The GT3 RS costs $73,000 more upfront but gains $72,000-128,000 more in appreciation over five years. As an investment, the GT3 RS outperforms the GT4 while also winning 79.6% of matched lap time battles. You're buying both the fastest car and the better investment.
The Verdict
Choose the Porsche 718 Cayman GT4 if you want 95% of GT3 RS performance for 63% of the price, mid-engine handling that flatters intermediate drivers, and a naturally aspirated 4.0L flat-six that delivers 414hp without the GT3 RS's maintenance intensity or collectibility premium. The GT4 costs $73,000 less and wins 20% of matched battles—proving it can compete when grip and driver skill equalize. For track day enthusiasts who want peak Porsche without GT3 RS pricing, the GT4 delivers.

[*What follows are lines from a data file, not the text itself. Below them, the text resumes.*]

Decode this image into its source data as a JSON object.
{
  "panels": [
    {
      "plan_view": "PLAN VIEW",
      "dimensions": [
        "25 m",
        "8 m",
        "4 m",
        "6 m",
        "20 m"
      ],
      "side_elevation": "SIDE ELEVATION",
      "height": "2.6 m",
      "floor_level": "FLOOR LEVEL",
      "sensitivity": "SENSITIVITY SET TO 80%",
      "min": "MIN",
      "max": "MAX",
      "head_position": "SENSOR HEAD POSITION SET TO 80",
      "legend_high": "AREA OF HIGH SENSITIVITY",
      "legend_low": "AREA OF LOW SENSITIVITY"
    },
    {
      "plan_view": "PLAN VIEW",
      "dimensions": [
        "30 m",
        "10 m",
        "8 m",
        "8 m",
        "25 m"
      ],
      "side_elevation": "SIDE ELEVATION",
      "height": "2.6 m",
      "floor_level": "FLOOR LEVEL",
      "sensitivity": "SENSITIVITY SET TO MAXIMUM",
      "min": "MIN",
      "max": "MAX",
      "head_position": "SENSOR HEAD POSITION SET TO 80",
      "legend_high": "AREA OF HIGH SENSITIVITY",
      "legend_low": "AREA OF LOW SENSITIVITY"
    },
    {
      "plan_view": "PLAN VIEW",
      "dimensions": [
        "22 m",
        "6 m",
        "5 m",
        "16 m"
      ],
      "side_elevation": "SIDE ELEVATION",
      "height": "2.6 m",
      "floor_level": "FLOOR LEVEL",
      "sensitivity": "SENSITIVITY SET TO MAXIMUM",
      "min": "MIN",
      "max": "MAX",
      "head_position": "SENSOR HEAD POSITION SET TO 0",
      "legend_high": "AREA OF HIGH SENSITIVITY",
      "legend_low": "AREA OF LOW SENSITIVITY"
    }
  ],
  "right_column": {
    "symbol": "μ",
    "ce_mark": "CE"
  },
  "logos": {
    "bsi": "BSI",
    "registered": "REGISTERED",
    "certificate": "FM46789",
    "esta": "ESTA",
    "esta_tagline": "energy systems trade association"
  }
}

Choose the Porsche 991.2 GT3 RS if you want the absolute fastest naturally aspirated production Porsche below GT2 RS territory, accept $73,000 more cost for 106hp more power and rear-engine motorsport pedigree, and recognize this is a collector car appreciating 10-15% annually ($30,000-45,000 gain over five years). The GT3 RS wins 79.6% of matched battles with a 3.27-second gap, proving the extra $73,000 buys measurable lap time advantage and long-term value.
Use the comparison filters on this page to see that the GT3 RS dominates but doesn't overwhelm: 3.27 seconds when matched, and gaps as small as 2.92 seconds on identical slicks. The GT4 wins 20-37% of battles in best-case scenarios, proving Porsche's hierarchy isn't absolute—it's graduated. The GT3 RS is faster, but the GT4 is fast enough to justify saving $73,000 if collectibility and ultimate lap times aren't priorities.
For the driver who wants the fastest Porsche track car and accepts paying $73,000 more for 106hp and 10-15% annual appreciation, the GT3 RS represents peak naturally aspirated engineering. For the driver who wants 95% of that performance at $125,000, the GT4 delivers mid-engine perfection without the GT3 RS's exclusivity tax.